Desarrollo Humano Sustentable

Marcos Sommer  

Parte 2 /2

Desastre ecológico

Este desastre ecológico afecto igualmente a taguas, a los roedores vegetales, a los coipos, y diversas tipos de peces, que también se encontraron muertos.

Alga luchecillo (Egeria densa)

Hasta la fecha no se ha dado una respuesta concluyente sobre las causas de este desastre, el único hecho relevante ocurrido sobre el Río Cruces en el 2004, que pudiera explicar tan drástico cambio del ecosistema, es la entrada en funcionamiento de la Planta de Celulosa Valdivia de la empresa Arauco a 15 km. aguas arriba del humedal protegido. Se han encontrado en la aguas altas concentraciones de cobre, cadmio y hierro, estos metales encontrados también en los cisnes están en los residuos líquidos de la Planta de Celulosa.

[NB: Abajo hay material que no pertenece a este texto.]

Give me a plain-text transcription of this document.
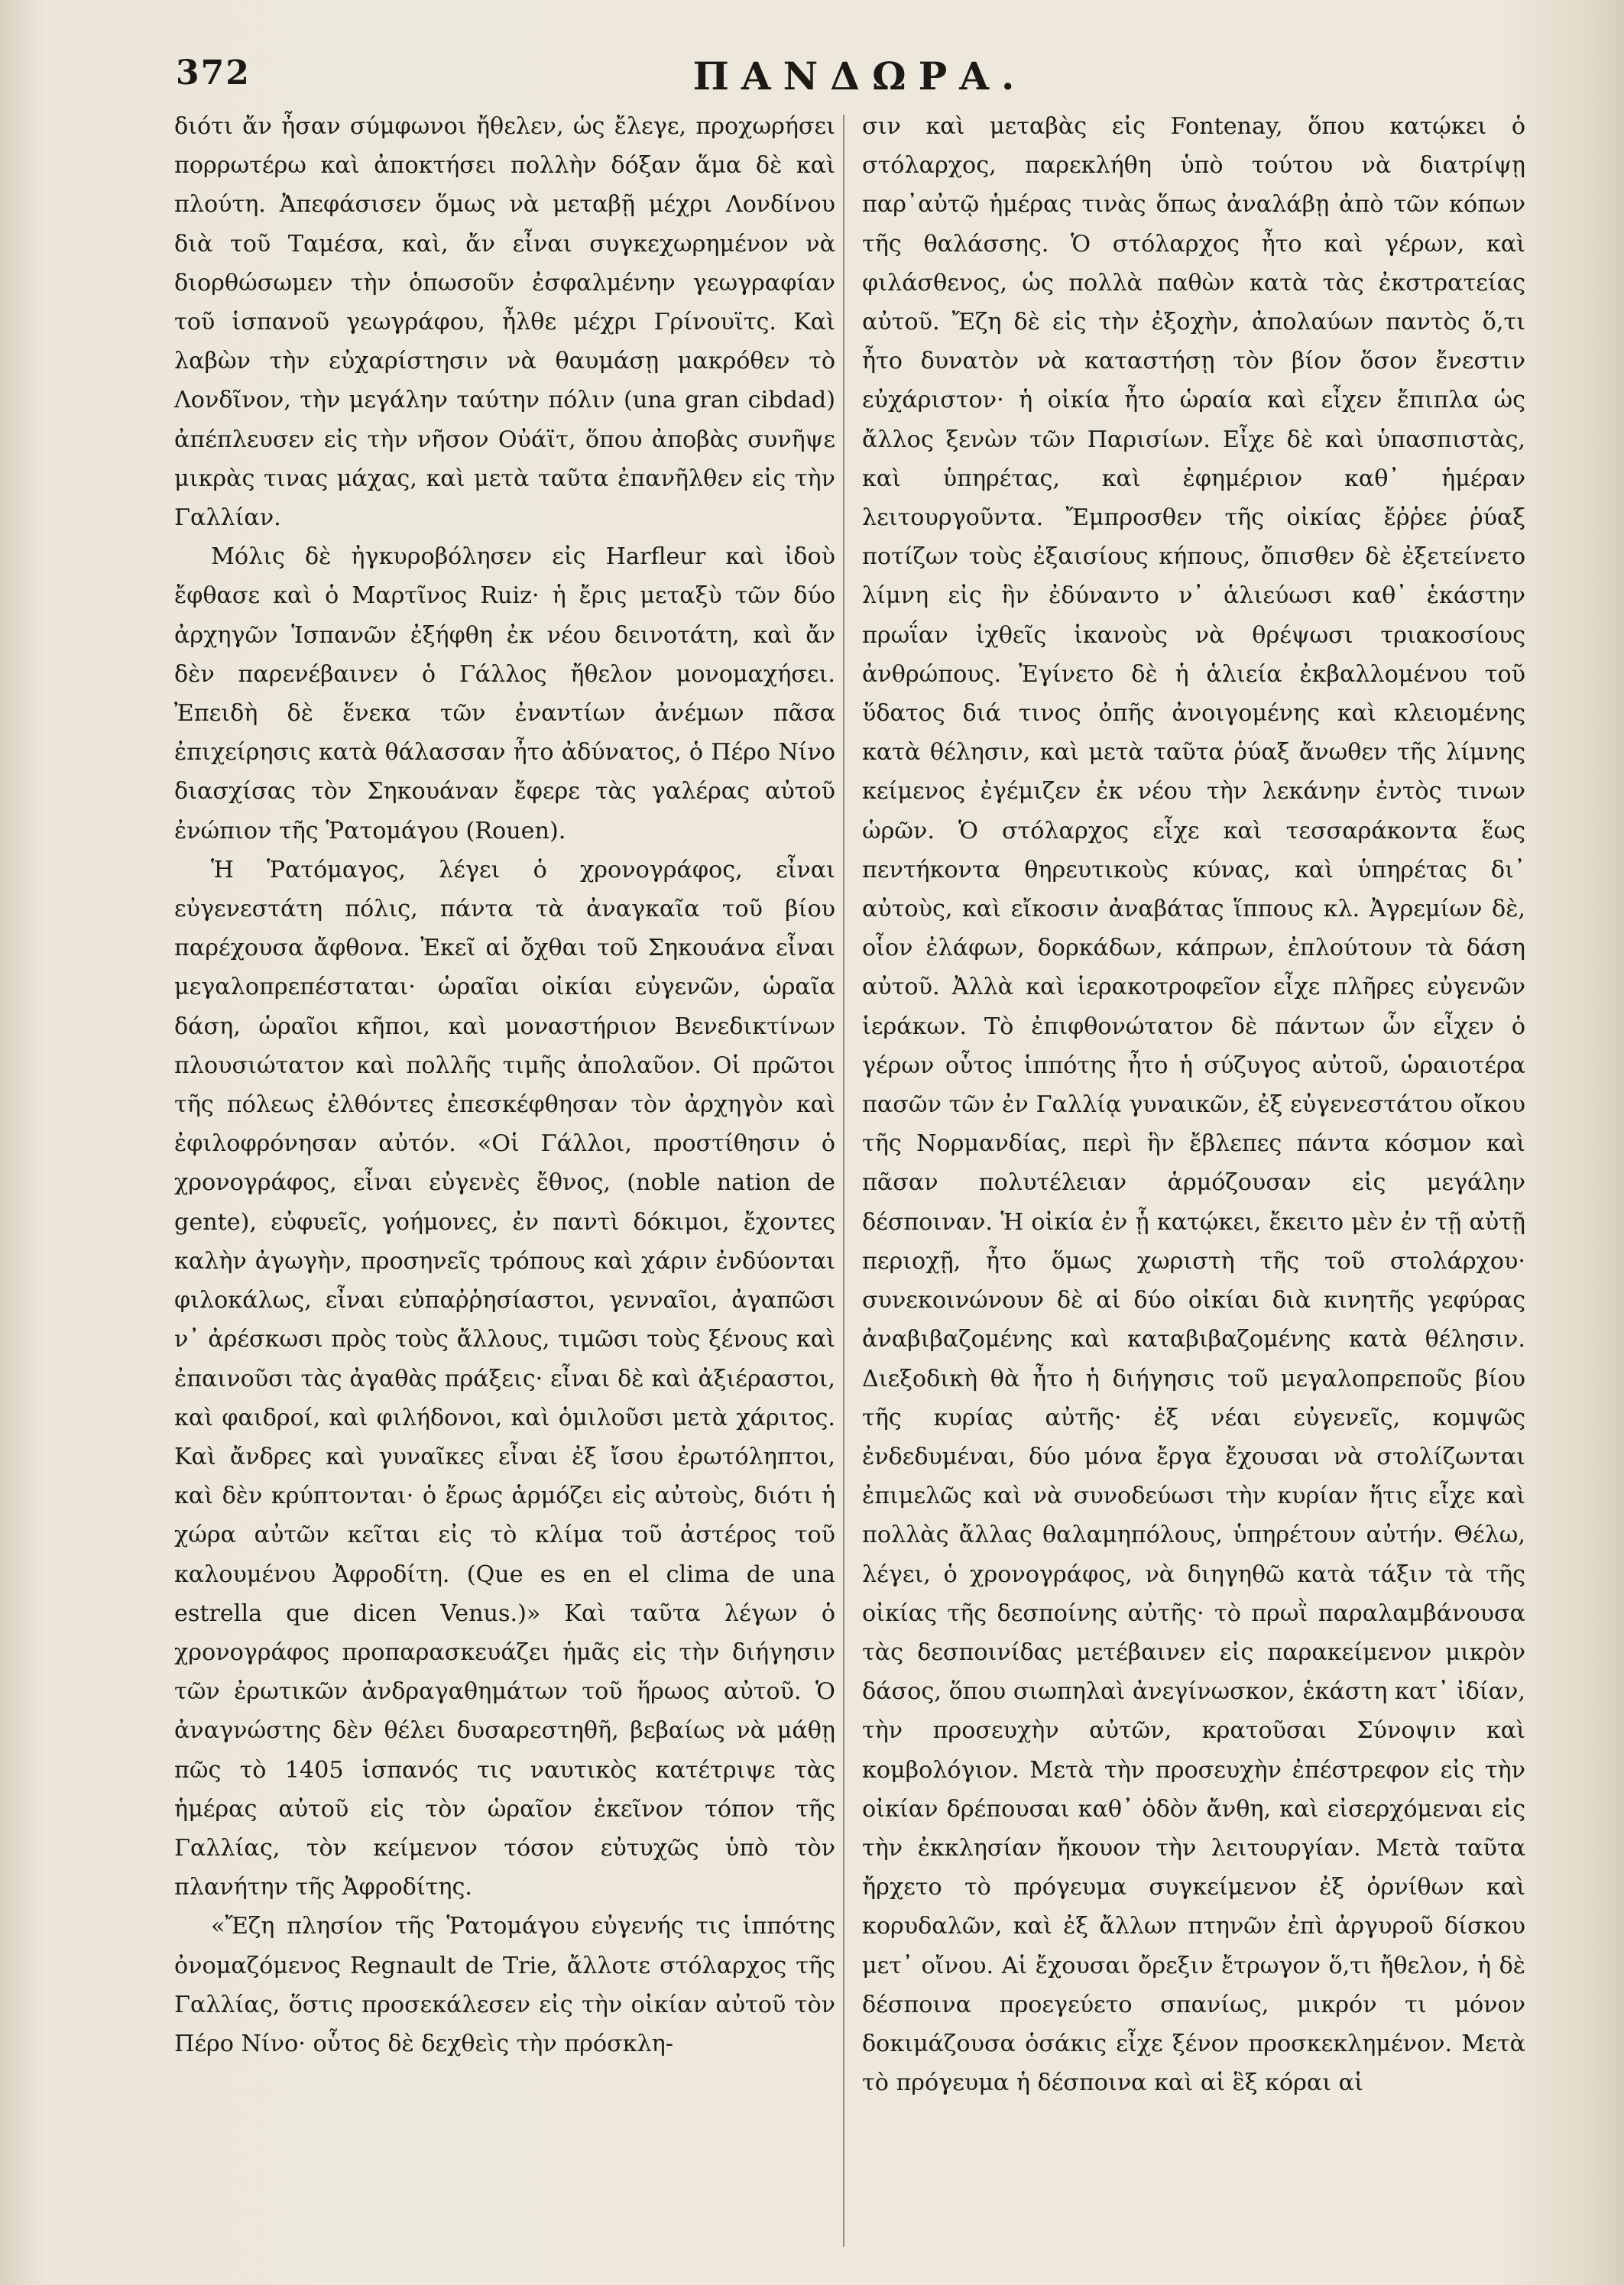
372	ΠΑΝΔΩΡΑ.

διότι ἄν ἦσαν σύμφωνοι ἤθελεν, ὡς ἔλεγε, προχωρήσει πορρωτέρω καὶ ἀποκτήσει πολλὴν δόξαν ἅμα δὲ καὶ πλούτη. Ἀπεφάσισεν ὅμως νὰ μεταβῇ μέχρι Λονδίνου διὰ τοῦ Ταμέσα, καὶ, ἄν εἶναι συγκεχωρημένον νὰ διορθώσωμεν τὴν ὁπωσοῦν ἐσφαλμένην γεωγραφίαν τοῦ ἱσπανοῦ γεωγράφου, ἦλθε μέχρι Γρίνουϊτς. Καὶ λαβὼν τὴν εὐχαρίστησιν νὰ θαυμάσῃ μακρόθεν τὸ Λονδῖνον, τὴν μεγάλην ταύτην πόλιν (una gran cibdad) ἀπέπλευσεν εἰς τὴν νῆσον Οὐάϊτ, ὅπου ἀποβὰς συνῆψε μικρὰς τινας μάχας, καὶ μετὰ ταῦτα ἐπανῆλθεν εἰς τὴν Γαλλίαν.

Μόλις δὲ ἠγκυροβόλησεν εἰς Harfleur καὶ ἰδοὺ ἔφθασε καὶ ὁ Μαρτῖνος Ruiz· ἡ ἔρις μεταξὺ τῶν δύο ἀρχηγῶν Ἱσπανῶν ἐξήφθη ἐκ νέου δεινοτάτη, καὶ ἄν δὲν παρενέβαινεν ὁ Γάλλος ἤθελον μονομαχήσει. Ἐπειδὴ δὲ ἕνεκα τῶν ἐναντίων ἀνέμων πᾶσα ἐπιχείρησις κατὰ θάλασσαν ἦτο ἀδύνατος, ὁ Πέρο Νίνο διασχίσας τὸν Σηκουάναν ἔφερε τὰς γαλέρας αὐτοῦ ἐνώπιον τῆς Ῥατομάγου (Rouen).

Ἡ Ῥατόμαγος, λέγει ὁ χρονογράφος, εἶναι εὐγενεστάτη πόλις, πάντα τὰ ἀναγκαῖα τοῦ βίου παρέχουσα ἄφθονα. Ἐκεῖ αἱ ὄχθαι τοῦ Σηκουάνα εἶναι μεγαλοπρεπέσταται· ὡραῖαι οἰκίαι εὐγενῶν, ὡραῖα δάση, ὡραῖοι κῆποι, καὶ μοναστήριον Βενεδικτίνων πλουσιώτατον καὶ πολλῆς τιμῆς ἀπολαῦον. Οἱ πρῶτοι τῆς πόλεως ἐλθόντες ἐπεσκέφθησαν τὸν ἀρχηγὸν καὶ ἐφιλοφρόνησαν αὐτόν. «Οἱ Γάλλοι, προστίθησιν ὁ χρονογράφος, εἶναι εὐγενὲς ἔθνος, (noble nation de gente), εὐφυεῖς, γοήμονες, ἐν παντὶ δόκιμοι, ἔχοντες καλὴν ἀγωγὴν, προσηνεῖς τρόπους καὶ χάριν ἐνδύονται φιλοκάλως, εἶναι εὐπαῤῥησίαστοι, γενναῖοι, ἀγαπῶσι ν᾿ ἀρέσκωσι πρὸς τοὺς ἄλλους, τιμῶσι τοὺς ξένους καὶ ἐπαινοῦσι τὰς ἀγαθὰς πράξεις· εἶναι δὲ καὶ ἀξιέραστοι, καὶ φαιδροί, καὶ φιλήδονοι, καὶ ὁμιλοῦσι μετὰ χάριτος. Καὶ ἄνδρες καὶ γυναῖκες εἶναι ἐξ ἴσου ἐρωτόληπτοι, καὶ δὲν κρύπτονται· ὁ ἔρως ἁρμόζει εἰς αὐτοὺς, διότι ἡ χώρα αὐτῶν κεῖται εἰς τὸ κλίμα τοῦ ἀστέρος τοῦ καλουμένου Ἀφροδίτη. (Que es en el clima de una estrella que dicen Venus.)» Καὶ ταῦτα λέγων ὁ χρονογράφος προπαρασκευάζει ἡμᾶς εἰς τὴν διήγησιν τῶν ἐρωτικῶν ἀνδραγαθημάτων τοῦ ἥρωος αὐτοῦ. Ὁ ἀναγνώστης δὲν θέλει δυσαρεστηθῆ, βεβαίως νὰ μάθῃ πῶς τὸ 1405 ἱσπανός τις ναυτικὸς κατέτριψε τὰς ἡμέρας αὐτοῦ εἰς τὸν ὡραῖον ἐκεῖνον τόπον τῆς Γαλλίας, τὸν κείμενον τόσον εὐτυχῶς ὑπὸ τὸν πλανήτην τῆς Ἀφροδίτης.

«Ἔζη πλησίον τῆς Ῥατομάγου εὐγενής τις ἱππότης ὀνομαζόμενος Regnault de Trie, ἄλλοτε στόλαρχος τῆς Γαλλίας, ὅστις προσεκάλεσεν εἰς τὴν οἰκίαν αὐτοῦ τὸν Πέρο Νίνο· οὗτος δὲ δεχθεὶς τὴν πρόσκλη-

σιν καὶ μεταβὰς εἰς Fontenay, ὅπου κατῴκει ὁ στόλαρχος, παρεκλήθη ὑπὸ τούτου νὰ διατρίψῃ παρ᾿αὐτῷ ἡμέρας τινὰς ὅπως ἀναλάβῃ ἀπὸ τῶν κόπων τῆς θαλάσσης. Ὁ στόλαρχος ἦτο καὶ γέρων, καὶ φιλάσθενος, ὡς πολλὰ παθὼν κατὰ τὰς ἐκστρατείας αὐτοῦ. Ἔζη δὲ εἰς τὴν ἐξοχὴν, ἀπολαύων παντὸς ὅ,τι ἦτο δυνατὸν νὰ καταστήσῃ τὸν βίον ὅσον ἔνεστιν εὐχάριστον· ἡ οἰκία ἦτο ὡραία καὶ εἶχεν ἔπιπλα ὡς ἄλλος ξενὼν τῶν Παρισίων. Εἶχε δὲ καὶ ὑπασπιστὰς, καὶ ὑπηρέτας, καὶ ἐφημέριον καθ᾿ ἡμέραν λειτουργοῦντα. Ἔμπροσθεν τῆς οἰκίας ἔῤῥεε ῥύαξ ποτίζων τοὺς ἐξαισίους κήπους, ὄπισθεν δὲ ἐξετείνετο λίμνη εἰς ἣν ἐδύναντο ν᾿ ἁλιεύωσι καθ᾿ ἑκάστην πρωΐαν ἰχθεῖς ἱκανοὺς νὰ θρέψωσι τριακοσίους ἀνθρώπους. Ἐγίνετο δὲ ἡ ἁλιεία ἐκβαλλομένου τοῦ ὕδατος διά τινος ὀπῆς ἀνοιγομένης καὶ κλειομένης κατὰ θέλησιν, καὶ μετὰ ταῦτα ῥύαξ ἄνωθεν τῆς λίμνης κείμενος ἐγέμιζεν ἐκ νέου τὴν λεκάνην ἐντὸς τινων ὡρῶν. Ὁ στόλαρχος εἶχε καὶ τεσσαράκοντα ἕως πεντήκοντα θηρευτικοὺς κύνας, καὶ ὑπηρέτας δι᾿ αὐτοὺς, καὶ εἴκοσιν ἀναβάτας ἵππους κλ. Ἀγρεμίων δὲ, οἷον ἐλάφων, δορκάδων, κάπρων, ἐπλούτουν τὰ δάση αὐτοῦ. Ἀλλὰ καὶ ἱερακοτροφεῖον εἶχε πλῆρες εὐγενῶν ἱεράκων. Τὸ ἐπιφθονώτατον δὲ πάντων ὧν εἶχεν ὁ γέρων οὗτος ἱππότης ἦτο ἡ σύζυγος αὐτοῦ, ὡραιοτέρα πασῶν τῶν ἐν Γαλλίᾳ γυναικῶν, ἐξ εὐγενεστάτου οἴκου τῆς Νορμανδίας, περὶ ἣν ἔβλεπες πάντα κόσμον καὶ πᾶσαν πολυτέλειαν ἁρμόζουσαν εἰς μεγάλην δέσποιναν. Ἡ οἰκία ἐν ᾗ κατῴκει, ἔκειτο μὲν ἐν τῇ αὐτῇ περιοχῇ, ἦτο ὅμως χωριστὴ τῆς τοῦ στολάρχου· συνεκοινώνουν δὲ αἱ δύο οἰκίαι διὰ κινητῆς γεφύρας ἀναβιβαζομένης καὶ καταβιβαζομένης κατὰ θέλησιν. Διεξοδικὴ θὰ ἦτο ἡ διήγησις τοῦ μεγαλοπρεποῦς βίου τῆς κυρίας αὐτῆς· ἐξ νέαι εὐγενεῖς, κομψῶς ἐνδεδυμέναι, δύο μόνα ἔργα ἔχουσαι νὰ στολίζωνται ἐπιμελῶς καὶ νὰ συνοδεύωσι τὴν κυρίαν ἥτις εἶχε καὶ πολλὰς ἄλλας θαλαμηπόλους, ὑπηρέτουν αὐτήν. Θέλω, λέγει, ὁ χρονογράφος, νὰ διηγηθῶ κατὰ τάξιν τὰ τῆς οἰκίας τῆς δεσποίνης αὐτῆς· τὸ πρωῒ παραλαμβάνουσα τὰς δεσποινίδας μετέβαινεν εἰς παρακείμενον μικρὸν δάσος, ὅπου σιωπηλαὶ ἀνεγίνωσκον, ἑκάστη κατ᾿ ἰδίαν, τὴν προσευχὴν αὐτῶν, κρατοῦσαι Σύνοψιν καὶ κομβολόγιον. Μετὰ τὴν προσευχὴν ἐπέστρεφον εἰς τὴν οἰκίαν δρέπουσαι καθ᾿ ὁδὸν ἄνθη, καὶ εἰσερχόμεναι εἰς τὴν ἐκκλησίαν ἤκουον τὴν λειτουργίαν. Μετὰ ταῦτα ἤρχετο τὸ πρόγευμα συγκείμενον ἐξ ὀρνίθων καὶ κορυδαλῶν, καὶ ἐξ ἄλλων πτηνῶν ἐπὶ ἀργυροῦ δίσκου μετ᾿ οἴνου. Αἱ ἔχουσαι ὄρεξιν ἔτρωγον ὅ,τι ἤθελον, ἡ δὲ δέσποινα προεγεύετο σπανίως, μικρόν τι μόνον δοκιμάζουσα ὁσάκις εἶχε ξένον προσκεκλημένον. Μετὰ τὸ πρόγευμα ἡ δέσποινα καὶ αἱ ἓξ κόραι αἱ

La inversión inicial de la empresa modelo Celulosa Arauco fue de mil millones de dólares, alcanzando una producción anual de 850.000 toneladas de celulosa. Fue la primera empresa sometida a un Sistema de Evaluación de Impacto Ambiental (Seia) y una de las pocas en el mundo con un sistema de tratamiento terciario para la evaluación de fluidos. Unos 75 millones de dólares correspondieron a los costos ambientales (Seia).

Planta de Celulosa"Arauco"
inversión 1.000 millones de dólares y
producción máxima de 850.000 toneladas anuales

Tras la puesta en funcionamiento hubo emergencias ambientales tras el derrame de sulfato, que afecto a habitantes ubicados a 30 km de la planta, con dolores de cabeza, náuseas e irritación en los ojos. Además se registraron olores nauseabundos (sulfatos totales reducidos), en la comunidad de Valdivia arrastrados por el viento.

Las autoridades ambientales detectaron graves irregularidades en la construcción y funcionamiento de la Planta y la emisiones de residuos líquidos y gaseosos. Entre otros casos, se ha detectado un ducto clandestino y descargas directas al Río Cruces de rebalses de la piscina de emergencia de los residuos líquidos industriales sin tratar y de 50 litros por segundo de aguas de refrigeración a elevadas temperaturas, a través del colector de agua de lluvia.

 

Desecho industrial que corren por los desagües
al humedal "Santuario de la Naturaleza"
(primera área RAMSAR en Chile).

El 50 por ciento del agua potable de la ciudad Valdivia viene de la captación de la planta de Cuesta de Soto, que pertenece al mismo sistema que el Río Cruces. Esto representa un alarmante peligro para la población. Además la gente ha reportado la muerte de sus animales domésticos; vacas, corderos y especialmente las aves de corral que acostumbran beber de las aguas del río o de pozos cercanos.

El Río Cruces y su sistema hidrográfico antes de la instalación de la Planta de Celulosa era de color verde, porque la alga luchecillo lo hacía ver de ese color, pero ahora se ve café por el lodo que arrastra el sedimento. Existe el riesgo de que la corriente no sólo arrastre barro, sino además algunas sustancias tóxicas que son las que podrían haber hecho que el luchecillo muriera. La alga luchecillo funcionaba como filtro captando el sedimento y de esa manera se evitaba su desplazamiento a otros sectores.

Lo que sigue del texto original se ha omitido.